You and your family are encouraged to talk with your doctor about your wishes concerning CPR. It is very important to know your wishes when you are admitted. You may request to have a DNR or your doctor may write an order, when in his or her medical judgment, initiating CPR would clearly be futile. If your doctor writes a DNR order because he or she believes CPR would not be beneficial or in your best interest, then he or she must inform you and/or your family first to seek your permission.
Sample health-care directive
It is helpful to talk with those you are close to when making decisions about advance directives. It may also be helpful to seek advice from an attorney. If you do decide to make one, it is important to talk to your physician and ensure that a copy is provided for in your medical chart.
Here is a sample of a health-care directive:
Directive made this day of (month, year).

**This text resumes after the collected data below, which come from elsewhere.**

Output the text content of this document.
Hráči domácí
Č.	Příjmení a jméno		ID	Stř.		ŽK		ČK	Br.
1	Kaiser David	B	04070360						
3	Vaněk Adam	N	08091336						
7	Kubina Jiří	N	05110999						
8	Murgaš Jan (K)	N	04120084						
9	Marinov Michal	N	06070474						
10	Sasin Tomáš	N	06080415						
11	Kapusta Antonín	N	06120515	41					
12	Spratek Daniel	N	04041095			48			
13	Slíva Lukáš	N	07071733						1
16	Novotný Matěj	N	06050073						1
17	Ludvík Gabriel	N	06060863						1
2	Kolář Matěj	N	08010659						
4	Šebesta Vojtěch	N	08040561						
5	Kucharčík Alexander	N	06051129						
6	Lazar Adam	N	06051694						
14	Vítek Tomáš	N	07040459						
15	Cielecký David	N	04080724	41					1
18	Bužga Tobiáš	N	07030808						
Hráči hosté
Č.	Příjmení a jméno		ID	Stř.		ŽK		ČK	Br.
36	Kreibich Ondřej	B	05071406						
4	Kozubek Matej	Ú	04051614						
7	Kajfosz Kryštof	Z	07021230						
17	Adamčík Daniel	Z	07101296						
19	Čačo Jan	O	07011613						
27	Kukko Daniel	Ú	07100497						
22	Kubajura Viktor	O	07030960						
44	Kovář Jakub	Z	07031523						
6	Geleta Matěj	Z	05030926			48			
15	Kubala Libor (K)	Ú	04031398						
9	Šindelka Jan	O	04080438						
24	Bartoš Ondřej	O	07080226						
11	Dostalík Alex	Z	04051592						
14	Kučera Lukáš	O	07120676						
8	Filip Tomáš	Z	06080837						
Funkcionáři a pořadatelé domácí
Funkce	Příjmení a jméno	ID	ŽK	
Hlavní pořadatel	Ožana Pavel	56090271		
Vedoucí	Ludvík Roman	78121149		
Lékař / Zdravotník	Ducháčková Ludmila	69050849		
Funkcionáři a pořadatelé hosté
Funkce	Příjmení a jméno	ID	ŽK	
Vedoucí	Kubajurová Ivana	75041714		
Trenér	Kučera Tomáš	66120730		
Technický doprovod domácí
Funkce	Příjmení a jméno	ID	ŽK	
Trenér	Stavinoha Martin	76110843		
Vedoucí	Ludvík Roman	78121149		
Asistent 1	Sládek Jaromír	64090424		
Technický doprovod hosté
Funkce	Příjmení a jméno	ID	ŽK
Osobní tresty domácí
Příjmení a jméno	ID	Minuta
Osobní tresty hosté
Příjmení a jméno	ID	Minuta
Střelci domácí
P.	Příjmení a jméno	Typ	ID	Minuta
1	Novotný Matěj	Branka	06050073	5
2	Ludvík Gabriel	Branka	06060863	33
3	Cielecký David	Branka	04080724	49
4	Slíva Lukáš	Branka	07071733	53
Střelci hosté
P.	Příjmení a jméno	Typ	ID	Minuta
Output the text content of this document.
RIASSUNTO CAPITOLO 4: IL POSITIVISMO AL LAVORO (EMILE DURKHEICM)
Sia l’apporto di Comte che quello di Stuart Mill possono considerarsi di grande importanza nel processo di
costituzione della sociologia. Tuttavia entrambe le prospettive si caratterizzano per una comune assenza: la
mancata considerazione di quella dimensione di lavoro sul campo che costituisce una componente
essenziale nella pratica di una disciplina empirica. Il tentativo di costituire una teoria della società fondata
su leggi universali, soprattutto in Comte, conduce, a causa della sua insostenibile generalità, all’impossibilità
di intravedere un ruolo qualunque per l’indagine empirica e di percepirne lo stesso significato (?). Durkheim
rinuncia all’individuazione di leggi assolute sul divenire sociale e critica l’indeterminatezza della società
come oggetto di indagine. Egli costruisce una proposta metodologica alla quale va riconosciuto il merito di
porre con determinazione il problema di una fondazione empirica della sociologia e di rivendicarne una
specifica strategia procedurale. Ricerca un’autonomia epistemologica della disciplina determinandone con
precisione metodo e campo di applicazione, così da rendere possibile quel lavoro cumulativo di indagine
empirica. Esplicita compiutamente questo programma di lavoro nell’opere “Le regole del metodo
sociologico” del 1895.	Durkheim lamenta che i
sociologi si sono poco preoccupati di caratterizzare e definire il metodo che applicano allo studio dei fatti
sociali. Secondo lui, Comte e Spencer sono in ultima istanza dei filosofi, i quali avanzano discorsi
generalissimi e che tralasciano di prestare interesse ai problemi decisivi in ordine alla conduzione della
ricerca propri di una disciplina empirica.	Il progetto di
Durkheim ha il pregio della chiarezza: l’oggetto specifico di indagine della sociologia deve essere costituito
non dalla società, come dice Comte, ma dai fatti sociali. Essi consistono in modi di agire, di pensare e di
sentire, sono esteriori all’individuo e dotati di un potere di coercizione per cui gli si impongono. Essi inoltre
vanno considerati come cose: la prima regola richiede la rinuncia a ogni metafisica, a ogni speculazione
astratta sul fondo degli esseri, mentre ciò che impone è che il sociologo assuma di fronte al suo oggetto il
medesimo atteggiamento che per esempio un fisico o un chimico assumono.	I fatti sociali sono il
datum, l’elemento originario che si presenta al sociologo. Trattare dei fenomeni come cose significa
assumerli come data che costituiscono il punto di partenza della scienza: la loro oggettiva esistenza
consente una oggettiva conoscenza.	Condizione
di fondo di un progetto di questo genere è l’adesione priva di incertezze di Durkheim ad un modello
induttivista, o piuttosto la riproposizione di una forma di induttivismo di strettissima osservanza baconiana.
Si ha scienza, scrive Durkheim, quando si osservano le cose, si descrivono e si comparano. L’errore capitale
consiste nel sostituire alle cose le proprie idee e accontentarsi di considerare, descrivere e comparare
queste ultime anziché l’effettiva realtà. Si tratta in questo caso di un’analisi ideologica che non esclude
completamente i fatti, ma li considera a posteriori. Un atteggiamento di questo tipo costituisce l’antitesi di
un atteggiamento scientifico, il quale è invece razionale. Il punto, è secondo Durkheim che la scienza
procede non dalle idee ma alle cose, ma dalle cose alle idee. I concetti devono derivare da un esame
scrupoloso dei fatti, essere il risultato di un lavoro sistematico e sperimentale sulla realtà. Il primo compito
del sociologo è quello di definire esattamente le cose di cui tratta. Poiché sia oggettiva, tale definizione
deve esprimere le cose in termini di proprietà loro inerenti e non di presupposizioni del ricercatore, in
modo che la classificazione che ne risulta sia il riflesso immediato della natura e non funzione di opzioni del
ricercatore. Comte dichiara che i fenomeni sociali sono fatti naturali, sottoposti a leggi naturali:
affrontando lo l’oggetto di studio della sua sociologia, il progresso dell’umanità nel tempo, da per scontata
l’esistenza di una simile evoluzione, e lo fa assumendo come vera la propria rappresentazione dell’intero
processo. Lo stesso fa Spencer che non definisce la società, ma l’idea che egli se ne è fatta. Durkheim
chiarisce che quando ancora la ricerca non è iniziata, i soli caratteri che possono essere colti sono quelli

I, (name), having the capacity to make health-care decisions, willfully and voluntarily make known my desire that my dying shall not be artificially prolonged under the circumstances set forth below, and do hereby declare that:
(a) If at any time I should be diagnosed in writing to be in terminal condition by the attending doctor, or in a permanent unconscious state by two doctors, and where the application for life-sustaining treatment would serve only to artificially prolong the process of my dying, I direct that such treatment be withheld or withdrawn, and that I be permitted to die naturally. I understand by using this form that terminal condition means incurable and irreversible condition caused by injury, disease, or illness that would within reasonable medical judgment cause death within a reasonable period of time in accordance with accepted medical standards, and where the application of life-sustaining treatment would serve only to prolong the process of dying. I further understand in using this form that a permanent unconscious condition means an incurable and irreversible condition in which I am medically assessed within reasonable medical judgment as having no reasonable probability of recovery from an irreversible coma or permanent vegetative state.
(b) In the absence of my ability to give directions about the use of a life-sustaining treatment, it is my intention that this directive shall be honored by my family and doctor(s) as the final expression of my legal right to refuse medical or surgical treatment and I accept the consequences of such refusal. If another person is appointed to make these decisions for me, I request that the person be guided by this directive and any other clear expressions of my desires.
(c) If I am diagnosed to be in a terminal condition or in a permanent unconscious condition (check one):
• I DO want to have artificially provided nutrition and hydration.
• I DO NOT want to have artificially provided nutrition and hydration.
(d) If I have been diagnosed as pregnant and that diagnosis is known to my doctor, this directive shall have no force or effect during the course of my pregnancy.
(e) I understand the full import of this directive and I am emotionally and mentally capable to make the health-care decisions contained in this directive.
(f) I understand that before I sign this directive, I can add to or delete from or otherwise change the wording of this directive and that I may add or delete from this directive at any time and that changes shall be consistent with Philippine laws to be legally valid.
(g) It is my wish that every part of this directive be fully implemented. If for any reason any part is held invalid, it is my wish that the remainder of my directive be implemented.
Patient Signature Date Address
Printed Name Date of Birth
The declarer has been personally known to me and I believe him or her to be capable of making health-care decisions.